Top 5 hours for 'Ask HN' comments
15:00 has average comments of 38.59 per post
02:00 has average comments of 23.81 per post
20:00 has average comments of 21.52 per post
16:00 has average comments of 16.80 per post
21:00 has average comments of 16.01 per post


In [10]:
# calculate the difference in average comments between the highest and the second highest

top1_vs_top2 = round((sorted_result[0][0] - sorted_result[1][0]) / sorted_result[1][0] *100)
print(str(top1_vs_top2) + "%")


62%


The hour that receives the most comments per post on average is `15:00` with an average of 38.59 comments per post. There is about `62%` increase in the number of comments between the hours with the highest and second highest average number of comments.

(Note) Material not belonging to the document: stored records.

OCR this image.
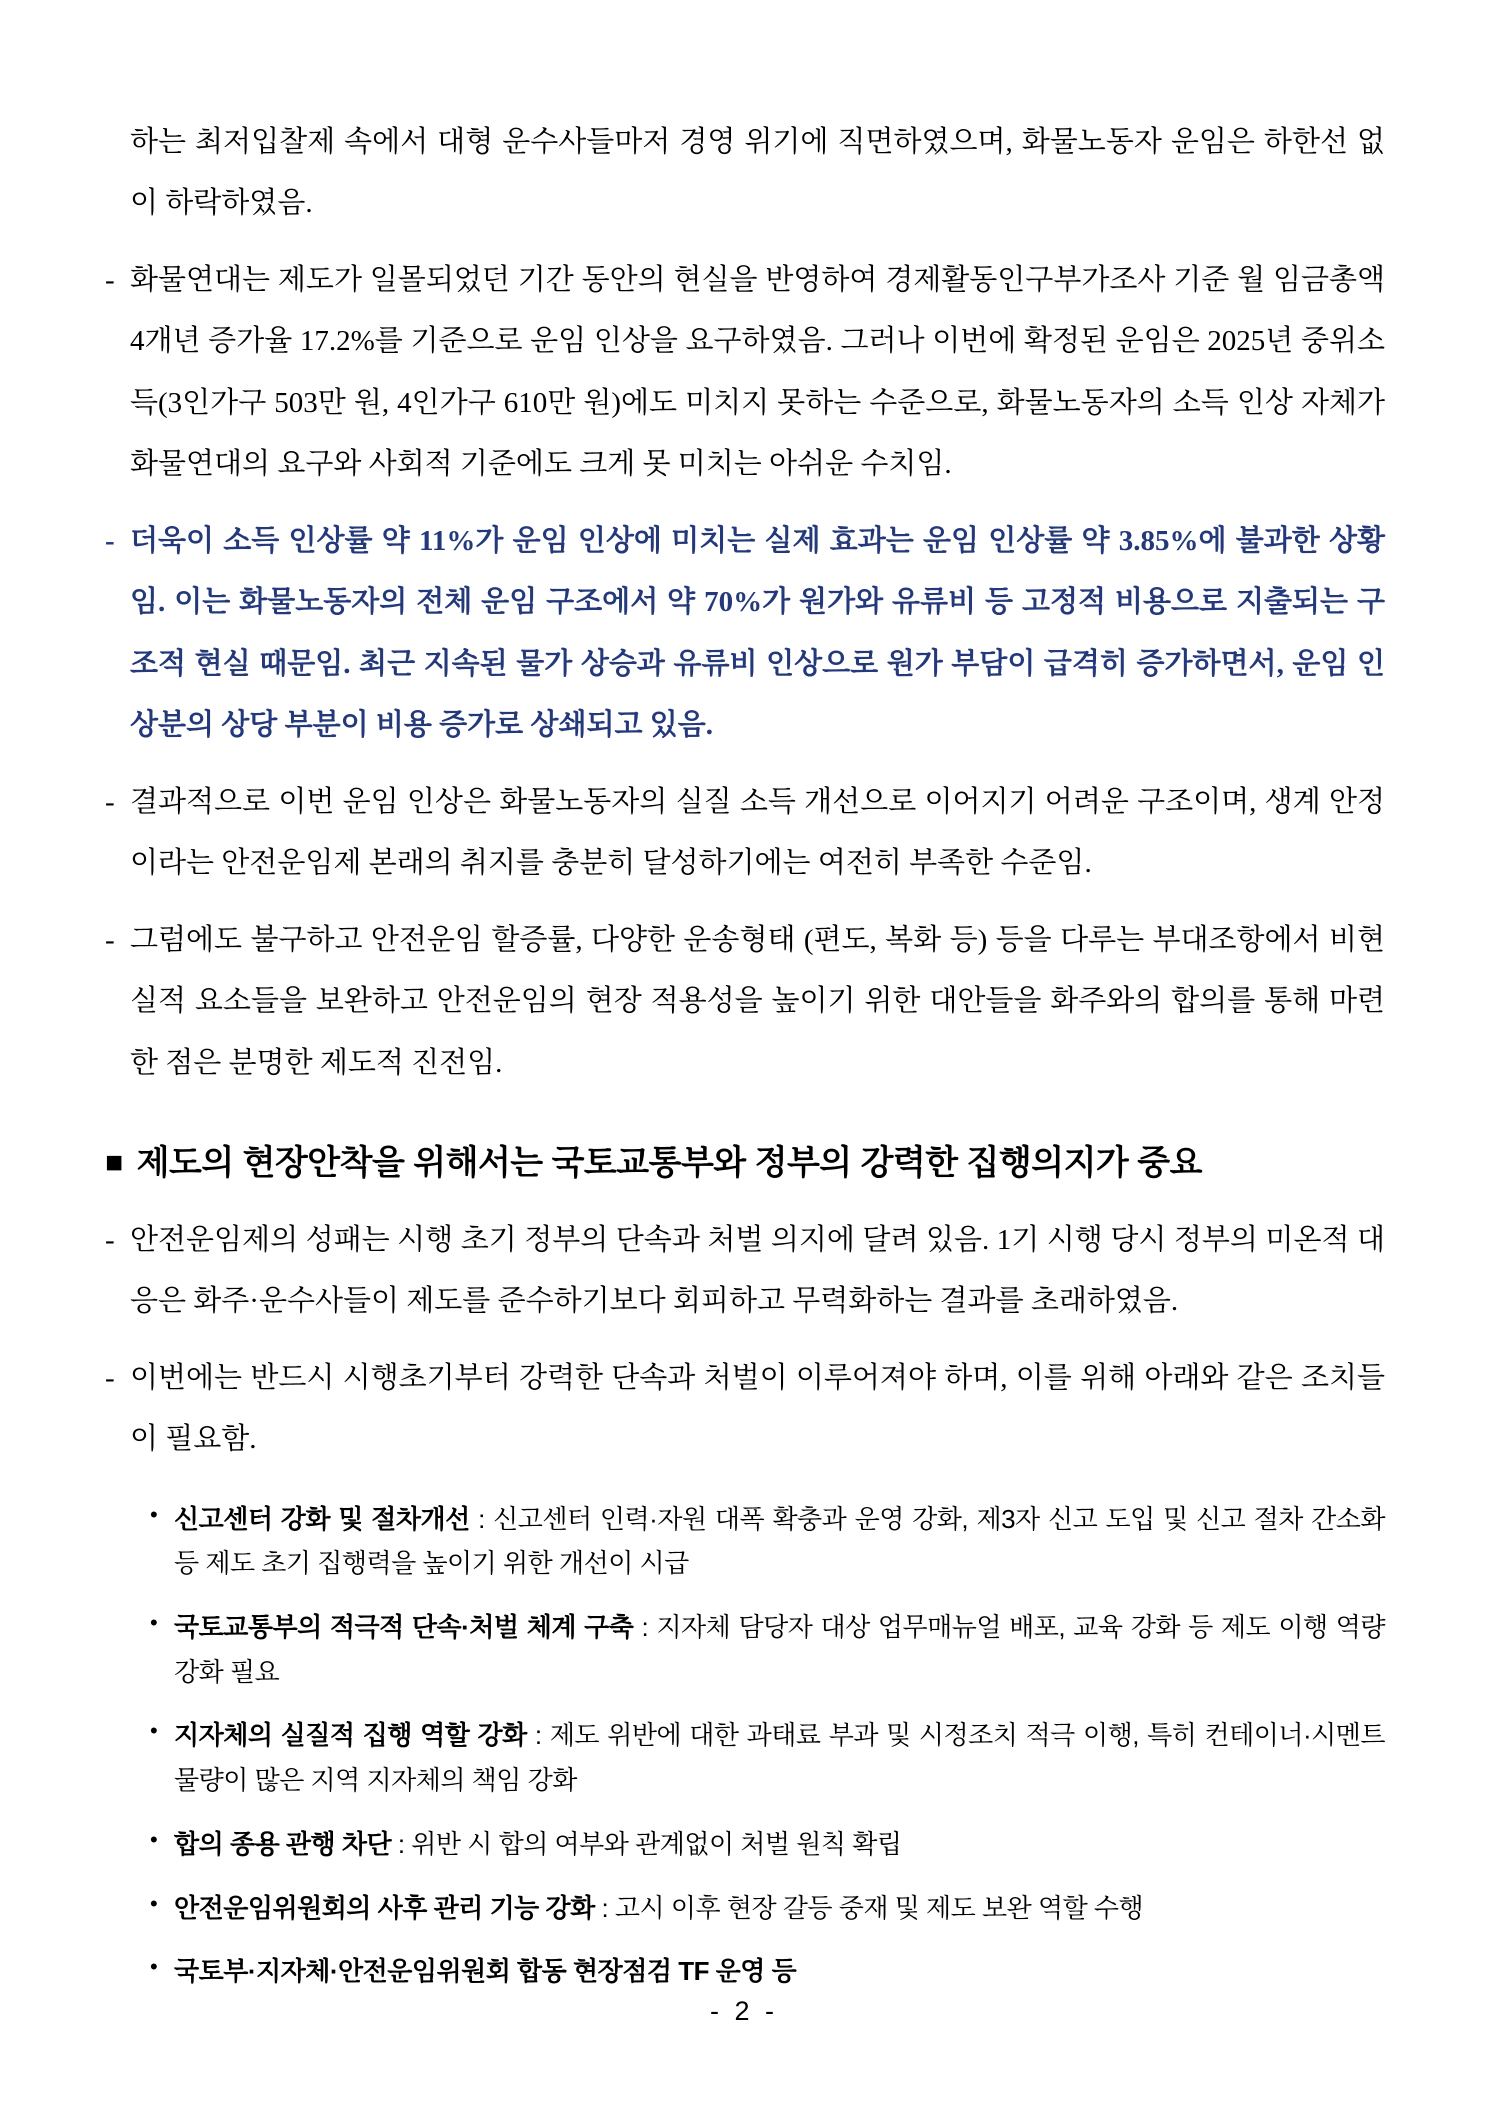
하는 최저입찰제 속에서 대형 운수사들마저 경영 위기에 직면하였으며, 화물노동자 운임은 하한선 없이 하락하였음.

- 화물연대는 제도가 일몰되었던 기간 동안의 현실을 반영하여 경제활동인구부가조사 기준 월 임금총액 4개년 증가율 17.2%를 기준으로 운임 인상을 요구하였음. 그러나 이번에 확정된 운임은 2025년 중위소득(3인가구 503만 원, 4인가구 610만 원)에도 미치지 못하는 수준으로, 화물노동자의 소득 인상 자체가 화물연대의 요구와 사회적 기준에도 크게 못 미치는 아쉬운 수치임.
- 더욱이 소득 인상률 약 11%가 운임 인상에 미치는 실제 효과는 운임 인상률 약 3.85%에 불과한 상황임. 이는 화물노동자의 전체 운임 구조에서 약 70%가 원가와 유류비 등 고정적 비용으로 지출되는 구조적 현실 때문임. 최근 지속된 물가 상승과 유류비 인상으로 원가 부담이 급격히 증가하면서, 운임 인상분의 상당 부분이 비용 증가로 상쇄되고 있음.
- 결과적으로 이번 운임 인상은 화물노동자의 실질 소득 개선으로 이어지기 어려운 구조이며, 생계 안정이라는 안전운임제 본래의 취지를 충분히 달성하기에는 여전히 부족한 수준임.
- 그럼에도 불구하고 안전운임 할증률, 다양한 운송형태 (편도, 복화 등) 등을 다루는 부대조항에서 비현실적 요소들을 보완하고 안전운임의 현장 적용성을 높이기 위한 대안들을 화주와의 합의를 통해 마련한 점은 분명한 제도적 진전임.
■ 제도의 현장안착을 위해서는 국토교통부와 정부의 강력한 집행의지가 중요
- 안전운임제의 성패는 시행 초기 정부의 단속과 처벌 의지에 달려 있음. 1기 시행 당시 정부의 미온적 대응은 화주·운수사들이 제도를 준수하기보다 회피하고 무력화하는 결과를 초래하였음.
- 이번에는 반드시 시행초기부터 강력한 단속과 처벌이 이루어져야 하며, 이를 위해 아래와 같은 조치들이 필요함.
• 신고센터 강화 및 절차개선 : 신고센터 인력·자원 대폭 확충과 운영 강화, 제3자 신고 도입 및 신고 절차 간소화 등 제도 초기 집행력을 높이기 위한 개선이 시급
• 국토교통부의 적극적 단속·처벌 체계 구축 : 지자체 담당자 대상 업무매뉴얼 배포, 교육 강화 등 제도 이행 역량 강화 필요
• 지자체의 실질적 집행 역할 강화 : 제도 위반에 대한 과태료 부과 및 시정조치 적극 이행, 특히 컨테이너·시멘트 물량이 많은 지역 지자체의 책임 강화
• 합의 종용 관행 차단 : 위반 시 합의 여부와 관계없이 처벌 원칙 확립
• 안전운임위원회의 사후 관리 기능 강화 : 고시 이후 현장 갈등 중재 및 제도 보완 역할 수행
• 국토부·지자체·안전운임위원회 합동 현장점검 TF 운영 등
- 2 -
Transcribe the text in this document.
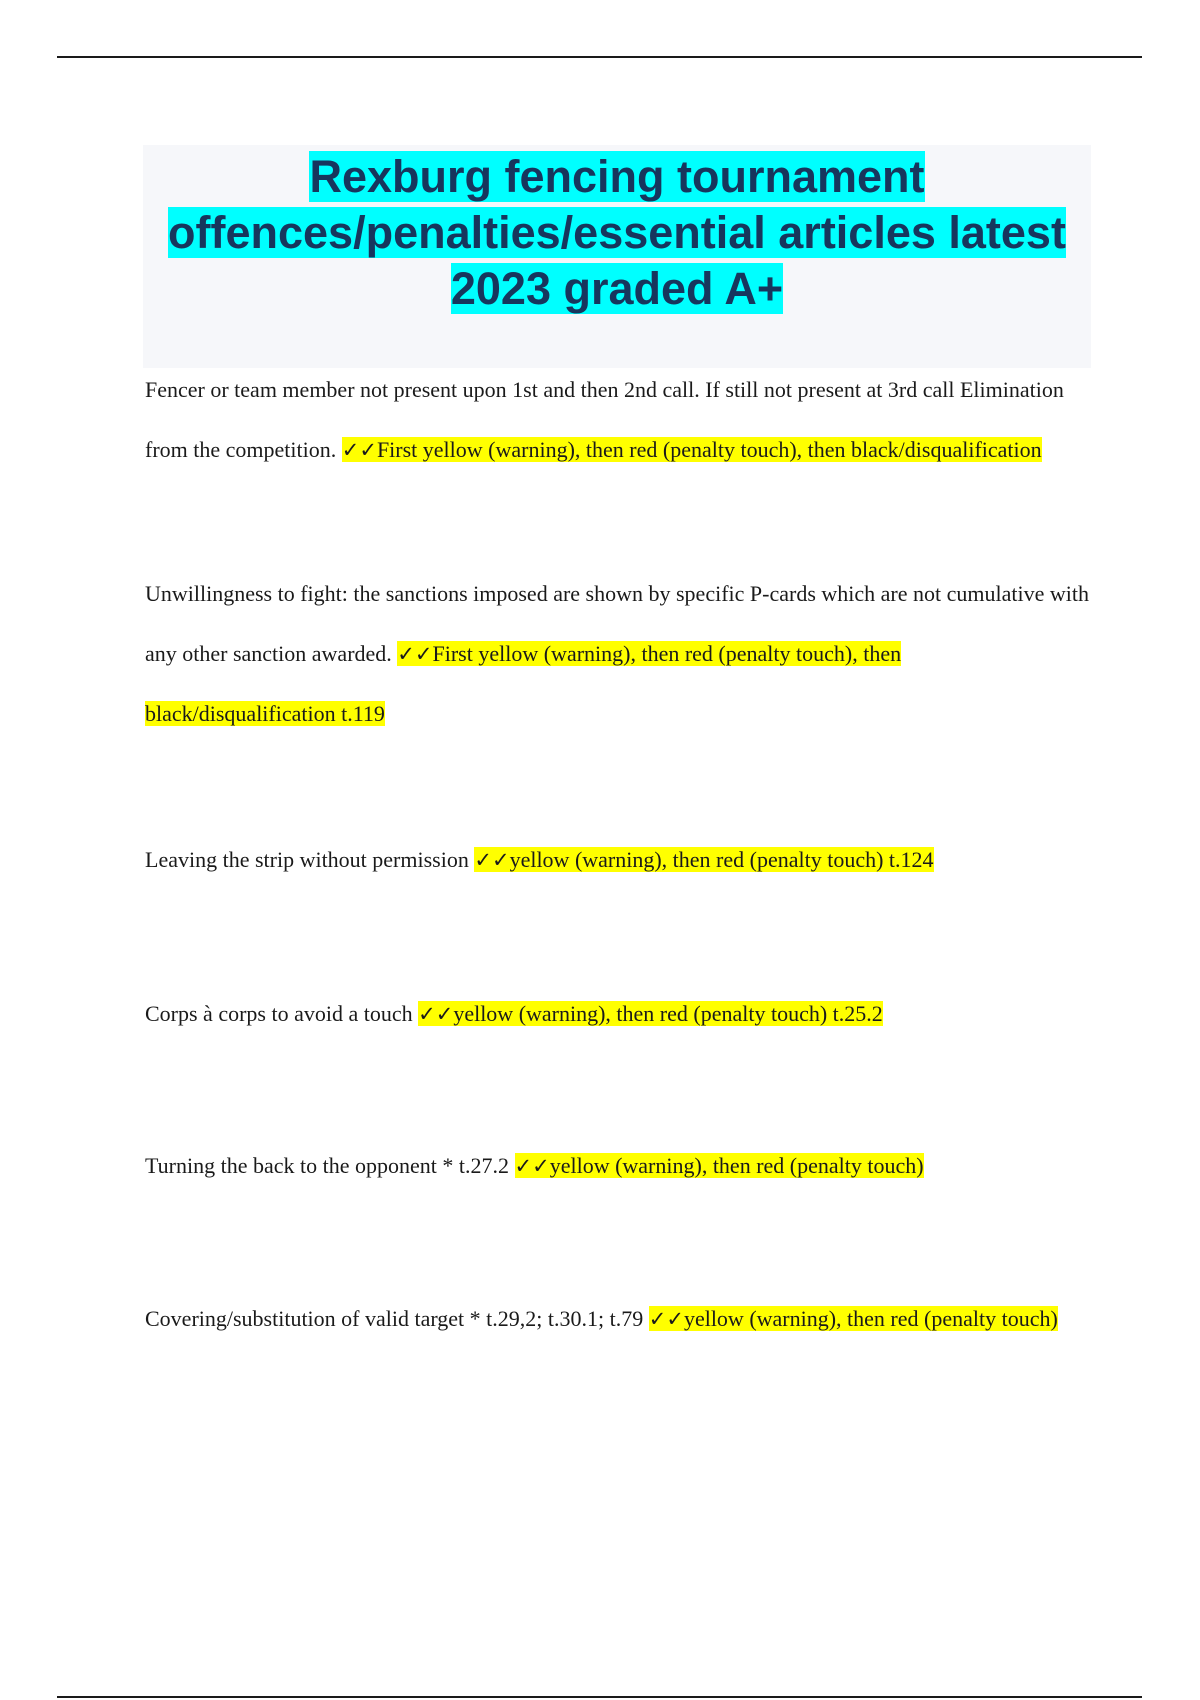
Rexburg fencing tournament offences/penalties/essential articles latest 2023 graded A+

Fencer or team member not present upon 1st and then 2nd call. If still not present at 3rd call Elimination from the competition. ✓✓First yellow (warning), then red (penalty touch), then black/disqualification

Unwillingness to fight: the sanctions imposed are shown by specific P-cards which are not cumulative with any other sanction awarded. ✓✓First yellow (warning), then red (penalty touch), then black/disqualification t.119

Leaving the strip without permission ✓✓yellow (warning), then red (penalty touch) t.124

Corps à corps to avoid a touch ✓✓yellow (warning), then red (penalty touch) t.25.2

Turning the back to the opponent * t.27.2 ✓✓yellow (warning), then red (penalty touch)

Covering/substitution of valid target * t.29,2; t.30.1; t.79 ✓✓yellow (warning), then red (penalty touch)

According to the data set [documentation](https://www.kaggle.com/hacker-news/hacker-news-posts/home), the timezone used is Eastern Time in the US. so we could also say 15:00 as 3:00 pm est.

## Conclusion

In this project, we analyzed ask posts and show posts to determine which type of post and time receive the most comment on average. Based on the analysis above, to maximise the amount of comments a post can receive, we'd recommend the post be categorised as ask post and posted between `15:00 and 16:00 (3:00 pm est - 4:00 pm est)`

It should be noted that the data set we analyzed excluded posts without any comments. Given that, it's more accurate to say that ***'of the posts that received comments'***, ask posts received more comments on average and ask posts created around 15:00 (3:00 pm est) received the most comments on average.